Сейчас принято говорить: хороший человек – не профессия. И еще принято считать, что хороший – синоним посредственного, серого. Никаких тебе противоречий, свойственных сложной личности, где должны быть намешаны звезды и пропасти, всяческая высота со всяческим подонством. В Паше не было ни подонства, ни пропастей. Он окончил педагогический институт, «дефак» – отделение для дефективных детей. Раз есть умственно отсталые дети, стало быть, существуют и школы для них, и должны быть педагоги.
Платили лучше, чем в обычных школах. Двадцать процентов надбавки. Но Паша работал в ШД (школа дураков) не из-за повышенных благ. Он любил этих детей. Чувствовал с ними внутреннее родство.
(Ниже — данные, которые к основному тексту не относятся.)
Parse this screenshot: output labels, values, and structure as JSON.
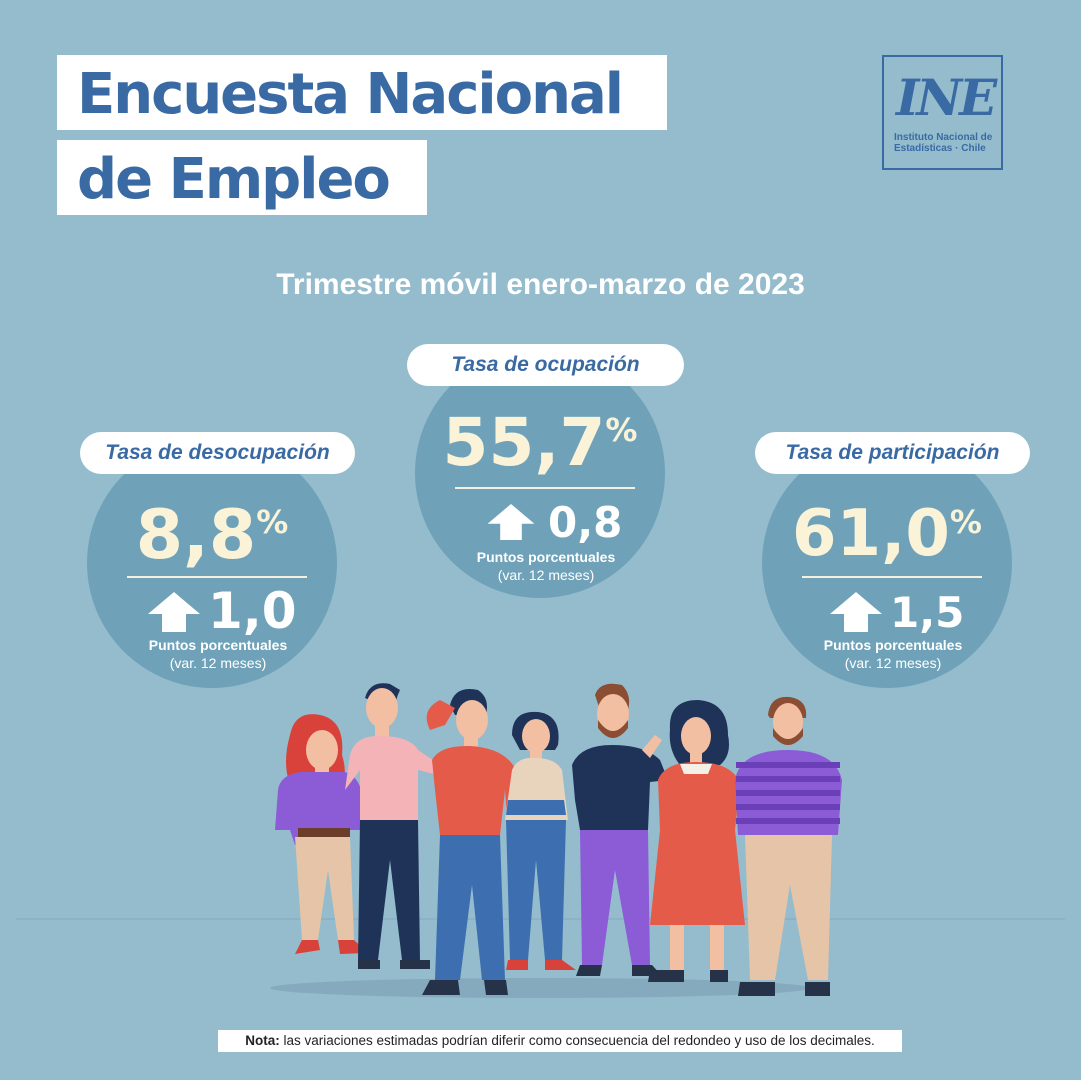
{
  "header": {
    "title_line1": "Encuesta Nacional",
    "title_line2": "de Empleo",
    "subtitle": "Trimestre móvil enero-marzo de 2023"
  },
  "logo": {
    "mark": "INE",
    "name_line1": "Instituto Nacional de",
    "name_line2": "Estadísticas · Chile"
  },
  "indicators": {
    "desocupacion": {
      "label": "Tasa de desocupación",
      "value": "8,8",
      "percent_sign": "%",
      "change": "1,0",
      "direction": "up",
      "unit": "Puntos porcentuales",
      "period": "(var. 12 meses)"
    },
    "ocupacion": {
      "label": "Tasa de ocupación",
      "value": "55,7",
      "percent_sign": "%",
      "change": "0,8",
      "direction": "up",
      "unit": "Puntos porcentuales",
      "period": "(var. 12 meses)"
    },
    "participacion": {
      "label": "Tasa de participación",
      "value": "61,0",
      "percent_sign": "%",
      "change": "1,5",
      "direction": "up",
      "unit": "Puntos porcentuales",
      "period": "(var. 12 meses)"
    }
  },
  "footer": {
    "note_label": "Nota:",
    "note_text": " las variaciones estimadas podrían diferir como consecuencia del redondeo y uso de los decimales."
  },
  "colors": {
    "background": "#94bccd",
    "circle": "#6fa2b9",
    "brand_blue": "#3a6aa3",
    "value_cream": "#fbf3d8"
  },
  "illustration": "group-of-people"
}
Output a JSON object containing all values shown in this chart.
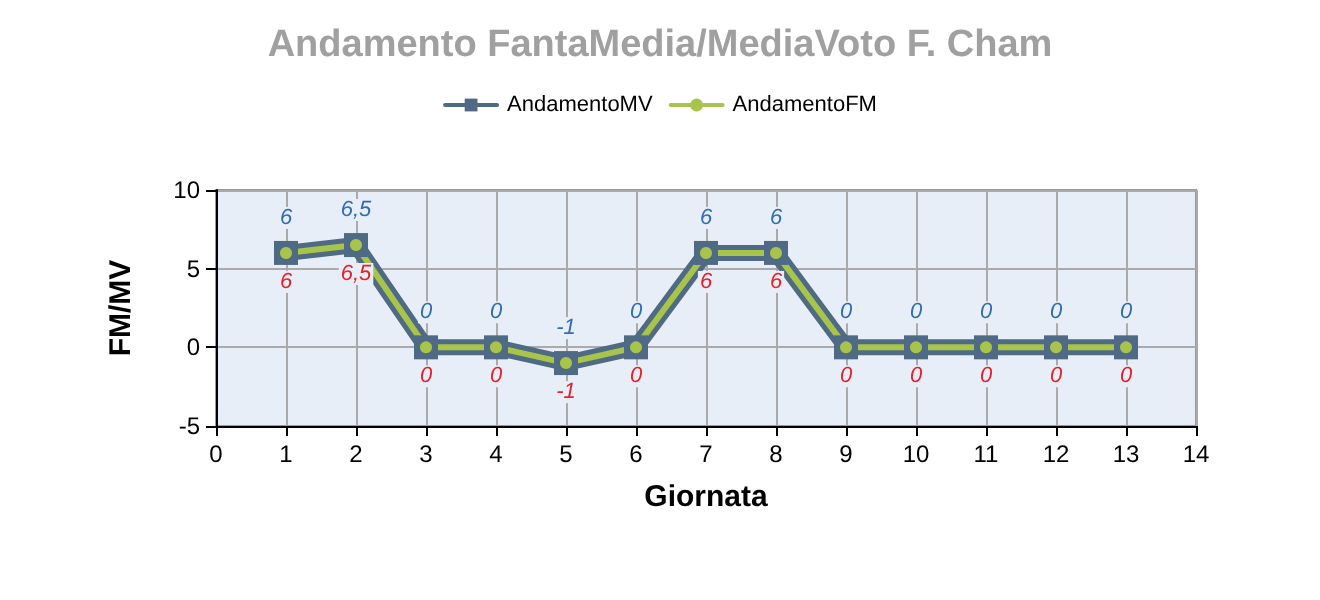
{
  "chart_data": {
    "type": "line",
    "title": "Andamento FantaMedia/MediaVoto F. Cham",
    "xlabel": "Giornata",
    "ylabel": "FM/MV",
    "x": [
      1,
      2,
      3,
      4,
      5,
      6,
      7,
      8,
      9,
      10,
      11,
      12,
      13
    ],
    "series": [
      {
        "name": "AndamentoMV",
        "color": "#4f6a85",
        "marker": "square",
        "values": [
          6,
          6.5,
          0,
          0,
          -1,
          0,
          6,
          6,
          0,
          0,
          0,
          0,
          0
        ],
        "value_labels": [
          "6",
          "6,5",
          "0",
          "0",
          "-1",
          "0",
          "6",
          "6",
          "0",
          "0",
          "0",
          "0",
          "0"
        ]
      },
      {
        "name": "AndamentoFM",
        "color": "#a9c44a",
        "marker": "circle",
        "values": [
          6,
          6.5,
          0,
          0,
          -1,
          0,
          6,
          6,
          0,
          0,
          0,
          0,
          0
        ],
        "value_labels": [
          "6",
          "6,5",
          "0",
          "0",
          "-1",
          "0",
          "6",
          "6",
          "0",
          "0",
          "0",
          "0",
          "0"
        ]
      }
    ],
    "xlim": [
      0,
      14
    ],
    "xticks": [
      0,
      1,
      2,
      3,
      4,
      5,
      6,
      7,
      8,
      9,
      10,
      11,
      12,
      13,
      14
    ],
    "ylim": [
      -5,
      10
    ],
    "yticks": [
      -5,
      0,
      5,
      10
    ],
    "grid": true,
    "legend": "top"
  }
}
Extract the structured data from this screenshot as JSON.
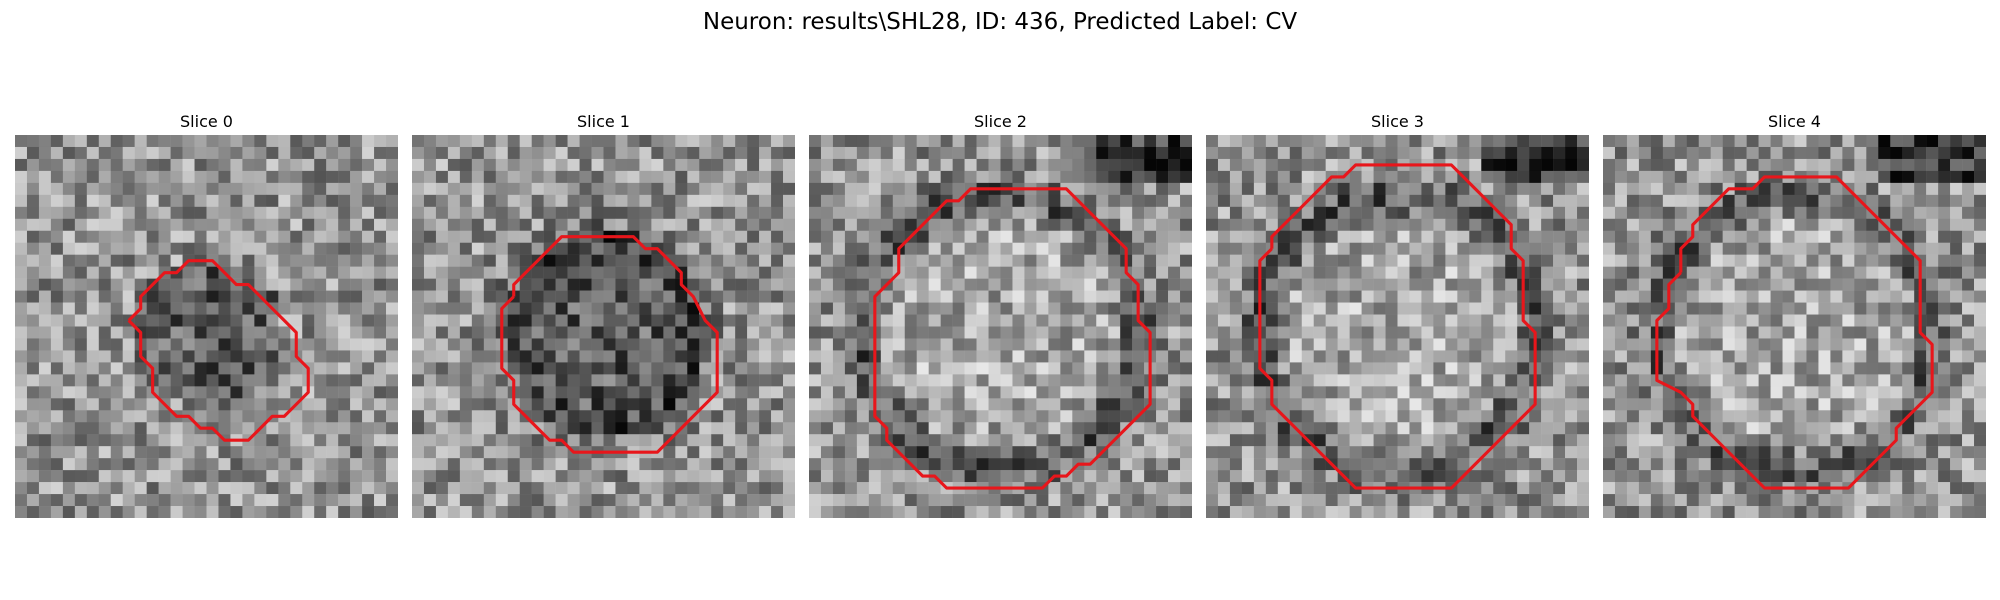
{
  "figure": {
    "title": "Neuron: results\\SHL28, ID: 436, Predicted Label: CV",
    "contour_color": "#e8161b"
  },
  "panels": [
    {
      "title": "Slice 0",
      "seed": 11,
      "ring_strength": 0.0,
      "dark_interior": true
    },
    {
      "title": "Slice 1",
      "seed": 23,
      "ring_strength": 0.35,
      "dark_interior": true
    },
    {
      "title": "Slice 2",
      "seed": 37,
      "ring_strength": 0.7,
      "dark_interior": false
    },
    {
      "title": "Slice 3",
      "seed": 51,
      "ring_strength": 0.7,
      "dark_interior": false
    },
    {
      "title": "Slice 4",
      "seed": 67,
      "ring_strength": 0.6,
      "dark_interior": false
    }
  ]
}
Они были цельны, приближены к природе, как зверьки, открыто выражали свои чувства. Подходили к Паше, гладили его по руке и по лицу и говорили: «Ты хороший». Что думали, то и говорили. Они были доверчивы безгранично, им и в голову не приходило, что их обидят или обманут. А когда все же обижали или обманывали – реагировали бурно, протестовали криком и слезами. Но очень скоро забывали. У них как бы не работал регулятор, закрепляющий эмоции. Сейчас плачет, через секунду забыл, и только слеза висит на щеке.
Паша учил их простейшим вещам: отличать копейку от пуговицы; объяснял, зачем копейка, а зачем пуговица и как ими пользоваться в дальнейшей жизни. Из группы ГО (глубоко отсталых) Паша вытаскивал в жизнь совершенно адаптированных людей. Мальчики служили в армии, девочки работали в швейном производстве. Одна из них, Валя Тюрина, оказалась тихой, исполнительной передовицей производства. Ее даже решили выдвинуть в депутаты, но при сборе документов выяснилось, что она из «шэдэшниц», и Валина карьера была приостановлена.
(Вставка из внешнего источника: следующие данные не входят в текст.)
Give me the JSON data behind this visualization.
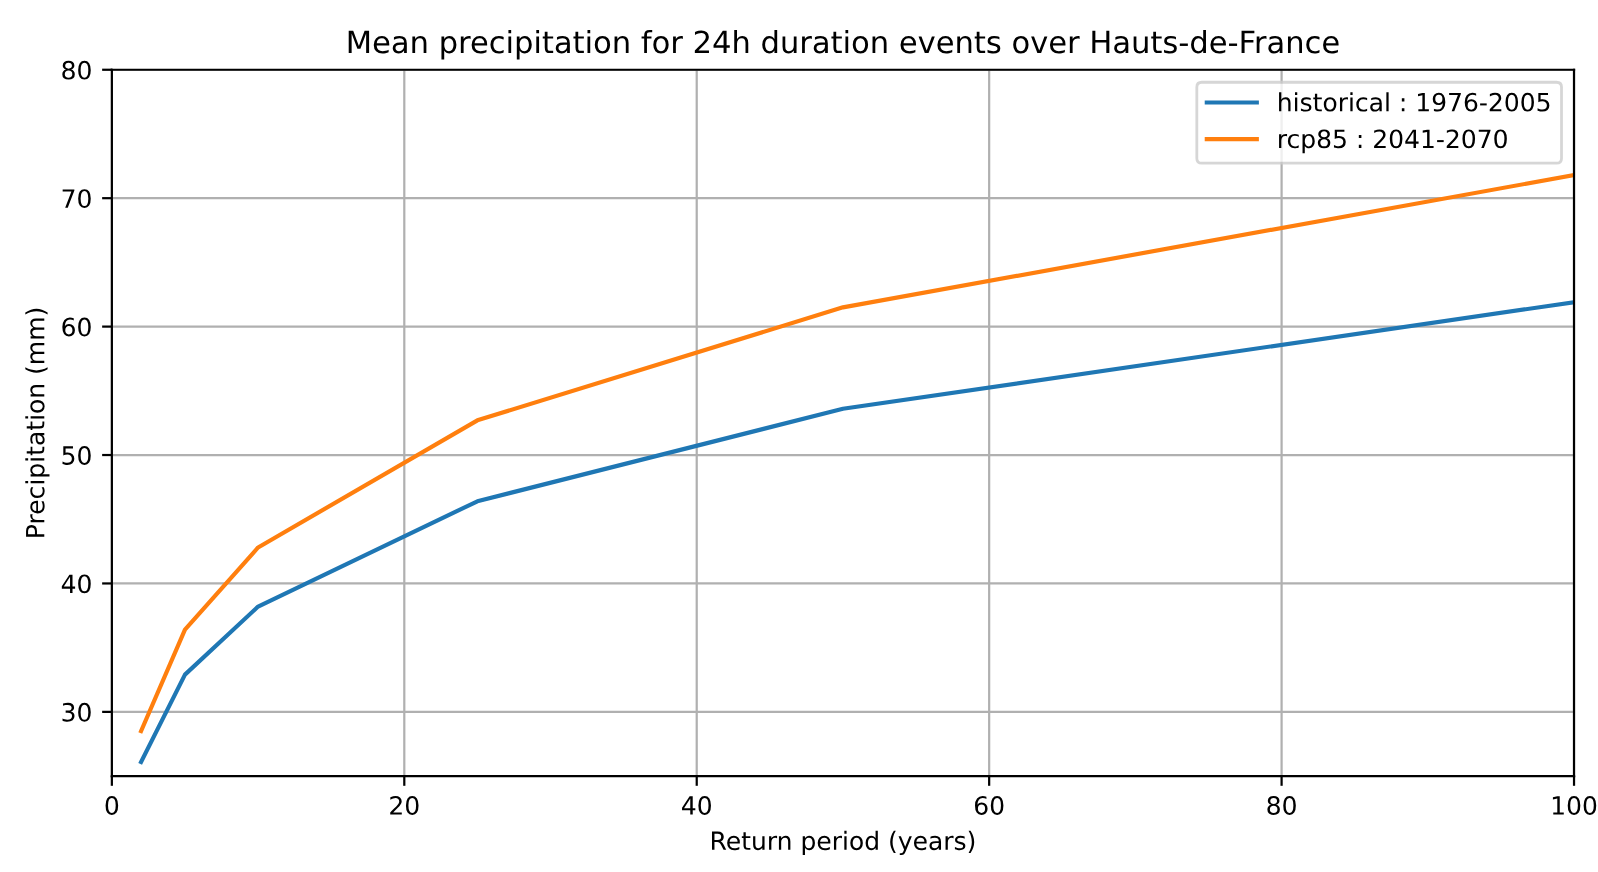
{
  "chart_data": {
    "type": "line",
    "title": "Mean precipitation for 24h duration events over Hauts-de-France",
    "xlabel": "Return period (years)",
    "ylabel": "Precipitation (mm)",
    "x": [
      2,
      5,
      10,
      25,
      50,
      100
    ],
    "series": [
      {
        "name": "historical : 1976-2005",
        "color": "#1f77b4",
        "values": [
          26.1,
          32.9,
          38.2,
          46.4,
          53.6,
          61.9
        ]
      },
      {
        "name": "rcp85 : 2041-2070",
        "color": "#ff7f0e",
        "values": [
          28.5,
          36.4,
          42.8,
          52.7,
          61.5,
          71.8
        ]
      }
    ],
    "xlim": [
      0,
      100
    ],
    "xticks": [
      0,
      20,
      40,
      60,
      80,
      100
    ],
    "ylim": [
      25,
      80
    ],
    "yticks": [
      30,
      40,
      50,
      60,
      70,
      80
    ],
    "grid": true,
    "legend": "top right",
    "marker": "none",
    "line_style": "solid"
  }
}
Паша тянул своих детей так, что жилы трещали, ничего не пускал на самотек. Иначе было невозможно. Это в обычной школе: запустил машину – и крутится. А здесь ничего крутиться не будет. Остановится.
В семидесятом году, когда Паша пришел работать, в школе было пятнадцать человек. А в восьмидесятом – сто. Процент больных детей рос. Причин было несколько: плохая наследственность, поздние отцы, но главная причина – алкоголизм. «Винные дети». Эти дети вырастали, женились и рожали больных детей. В школе учились уже дети детей. Второе поколение неполноценных.
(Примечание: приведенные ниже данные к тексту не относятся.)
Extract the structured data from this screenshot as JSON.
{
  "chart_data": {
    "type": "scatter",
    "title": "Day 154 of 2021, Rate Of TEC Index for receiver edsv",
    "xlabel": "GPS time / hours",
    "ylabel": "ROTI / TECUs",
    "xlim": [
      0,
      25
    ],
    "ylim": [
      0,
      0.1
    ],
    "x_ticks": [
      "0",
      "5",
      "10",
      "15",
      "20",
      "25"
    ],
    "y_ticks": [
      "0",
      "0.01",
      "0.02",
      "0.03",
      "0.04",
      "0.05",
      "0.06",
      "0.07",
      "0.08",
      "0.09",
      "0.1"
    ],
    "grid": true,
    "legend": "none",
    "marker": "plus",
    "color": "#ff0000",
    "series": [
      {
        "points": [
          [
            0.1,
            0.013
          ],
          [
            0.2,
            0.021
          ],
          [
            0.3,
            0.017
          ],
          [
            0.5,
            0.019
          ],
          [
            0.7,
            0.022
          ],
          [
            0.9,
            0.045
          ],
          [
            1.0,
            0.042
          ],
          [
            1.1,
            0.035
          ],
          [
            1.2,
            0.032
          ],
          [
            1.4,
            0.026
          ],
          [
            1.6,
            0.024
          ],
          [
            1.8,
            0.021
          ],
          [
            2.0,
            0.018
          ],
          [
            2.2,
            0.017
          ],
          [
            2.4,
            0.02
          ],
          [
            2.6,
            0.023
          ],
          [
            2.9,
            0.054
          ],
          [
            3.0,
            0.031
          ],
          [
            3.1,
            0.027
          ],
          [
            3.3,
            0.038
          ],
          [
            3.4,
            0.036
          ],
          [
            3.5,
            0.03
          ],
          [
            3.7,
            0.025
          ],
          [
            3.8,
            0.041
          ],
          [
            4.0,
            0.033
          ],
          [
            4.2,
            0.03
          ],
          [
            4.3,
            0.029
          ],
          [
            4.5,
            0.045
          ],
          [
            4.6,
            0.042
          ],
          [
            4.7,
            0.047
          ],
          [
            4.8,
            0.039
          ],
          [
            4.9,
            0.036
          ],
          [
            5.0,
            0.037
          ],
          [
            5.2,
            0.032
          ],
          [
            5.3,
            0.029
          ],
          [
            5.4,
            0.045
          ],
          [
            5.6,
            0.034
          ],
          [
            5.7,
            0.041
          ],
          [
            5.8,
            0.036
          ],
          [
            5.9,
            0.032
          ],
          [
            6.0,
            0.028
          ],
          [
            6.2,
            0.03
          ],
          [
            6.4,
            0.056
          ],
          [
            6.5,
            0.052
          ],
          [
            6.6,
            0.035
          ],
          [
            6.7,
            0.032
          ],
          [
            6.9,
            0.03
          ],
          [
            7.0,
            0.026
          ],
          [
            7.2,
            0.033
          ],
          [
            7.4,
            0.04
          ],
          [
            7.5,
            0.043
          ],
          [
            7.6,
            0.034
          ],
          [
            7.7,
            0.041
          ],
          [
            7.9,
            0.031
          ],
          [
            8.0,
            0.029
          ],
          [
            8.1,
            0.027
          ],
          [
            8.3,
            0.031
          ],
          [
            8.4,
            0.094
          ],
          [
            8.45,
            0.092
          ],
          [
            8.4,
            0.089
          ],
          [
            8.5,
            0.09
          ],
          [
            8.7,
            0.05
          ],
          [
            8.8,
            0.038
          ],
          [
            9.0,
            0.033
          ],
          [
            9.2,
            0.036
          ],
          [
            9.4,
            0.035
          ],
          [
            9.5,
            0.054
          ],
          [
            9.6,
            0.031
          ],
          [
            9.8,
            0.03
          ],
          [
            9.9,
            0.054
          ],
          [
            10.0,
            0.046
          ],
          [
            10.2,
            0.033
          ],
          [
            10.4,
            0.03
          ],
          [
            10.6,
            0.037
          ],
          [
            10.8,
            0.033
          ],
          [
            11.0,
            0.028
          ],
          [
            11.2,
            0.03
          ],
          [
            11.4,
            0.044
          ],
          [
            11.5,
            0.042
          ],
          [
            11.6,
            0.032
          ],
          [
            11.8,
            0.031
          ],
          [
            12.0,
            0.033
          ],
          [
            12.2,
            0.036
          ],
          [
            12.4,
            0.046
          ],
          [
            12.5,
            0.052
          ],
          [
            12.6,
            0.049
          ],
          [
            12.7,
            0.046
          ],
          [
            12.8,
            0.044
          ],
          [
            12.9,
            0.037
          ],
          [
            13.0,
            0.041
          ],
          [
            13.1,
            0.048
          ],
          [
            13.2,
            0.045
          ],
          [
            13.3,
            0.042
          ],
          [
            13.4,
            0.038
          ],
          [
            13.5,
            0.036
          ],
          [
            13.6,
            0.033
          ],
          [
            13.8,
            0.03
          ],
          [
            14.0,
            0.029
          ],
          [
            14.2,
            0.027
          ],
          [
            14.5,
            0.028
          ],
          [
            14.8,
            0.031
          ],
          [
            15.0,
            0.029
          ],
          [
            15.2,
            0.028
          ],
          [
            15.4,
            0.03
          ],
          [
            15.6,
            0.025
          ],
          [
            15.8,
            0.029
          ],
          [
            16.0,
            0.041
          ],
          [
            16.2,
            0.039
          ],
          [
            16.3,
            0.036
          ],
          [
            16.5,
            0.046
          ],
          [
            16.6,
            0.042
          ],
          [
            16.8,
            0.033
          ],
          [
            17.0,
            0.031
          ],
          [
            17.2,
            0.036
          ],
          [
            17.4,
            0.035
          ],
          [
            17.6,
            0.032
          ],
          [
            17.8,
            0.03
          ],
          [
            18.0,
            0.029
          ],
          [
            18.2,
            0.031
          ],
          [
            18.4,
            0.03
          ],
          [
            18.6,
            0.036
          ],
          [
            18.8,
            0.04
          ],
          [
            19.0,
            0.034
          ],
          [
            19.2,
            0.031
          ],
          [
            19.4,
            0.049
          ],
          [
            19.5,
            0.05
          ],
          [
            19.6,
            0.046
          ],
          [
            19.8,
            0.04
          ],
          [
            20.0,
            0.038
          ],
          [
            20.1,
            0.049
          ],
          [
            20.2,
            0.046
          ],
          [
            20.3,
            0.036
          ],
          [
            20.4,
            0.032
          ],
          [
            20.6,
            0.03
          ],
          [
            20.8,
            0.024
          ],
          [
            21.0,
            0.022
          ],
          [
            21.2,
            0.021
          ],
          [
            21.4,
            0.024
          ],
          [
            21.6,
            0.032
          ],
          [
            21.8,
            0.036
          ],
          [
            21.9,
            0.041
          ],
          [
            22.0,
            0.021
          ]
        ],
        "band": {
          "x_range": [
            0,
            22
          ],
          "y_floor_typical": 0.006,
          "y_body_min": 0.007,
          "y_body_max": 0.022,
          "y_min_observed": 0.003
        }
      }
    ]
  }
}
Паша прорастал своими учениками и никогда не отключался полностью. Что бы ни происходило в его жизни – театр, застолье, свидания, – помнил. Не то чтобы думал неотступно. Но это было в нем. И походило на плохо закрывающуюся форточку в доме: постоянно отходит и сквозит. По этой причине Паша никогда не смеялся громко, не хватал жизнь пригоршнями. А так: возьмет со стола жизни кусочек, подержит, понюхает да и положит обратно. Аппетита нет.
Жил Паша в коммуналке, но в центре. Мама получила эту комнату от работы еще до войны. Комната большая, сорок восемь метров, с тремя окнами. Сейчас из нее выкроили бы трехкомнатную квартиру. Когда-то жили вчетвером: папа, мама, старшая сестра и Паша. Паша ездил вокруг стола на велосипеде. Потом сестра выросла, вышла замуж и построила кооператив в Ясеневе. Мама умерла. Болела долго и уже не хотела жить, но, когда подошел ее час, выяснилось, что все-таки очень хотела. Папу забрала к себе сестра. И остался Паша один в большой и пустоватой комнате. Квартира располагалась на последнем этаже, крыша протекала, на потолке было постоянное большое и неопрятное пятно.
Соседи в квартире поменялись несколько раз. Из прежних осталась только Крашеная, с которой не очень ладила мама. Но мамы нет. Крашеной – под восемьдесят, а Паше – под сорок. Быстро идет время.
Паша был не женат. Ему нравились девушки красивые и смелые. Но красивым и смелым нравились другие мужчины. Эти другие жили не в коммуналках, работали не в ШД и являлись полной противоположностью Паше – пастырю сумеречных душ. Красивым и смелым нравились такие, как Павлуша.
Несколько слов о Павлуше. Паша и Павлуша дружили с шестого класса, с тринадцати лет, обоих звали Павлами, и, чтобы не путать, одного окликали – Паша, другого – Павлуша. Так и пошло, и осталось на всю жизнь. Павлуша был красивым ребенком, потом красивым юношей, а впоследствии красивым мужчиной. У него были черные перепутанные волосы, как у сицилийца, ярко-синие глаза и короткие, будто подстриженные зубы. Вообще иметь такие зубы некрасиво. Но у Павлуши этот недостаток выглядел как достоинство, добавляя к его облику отсвет детскости. Павлуше все сходило с рук. Ну что с него возьмешь? Большой ребенок.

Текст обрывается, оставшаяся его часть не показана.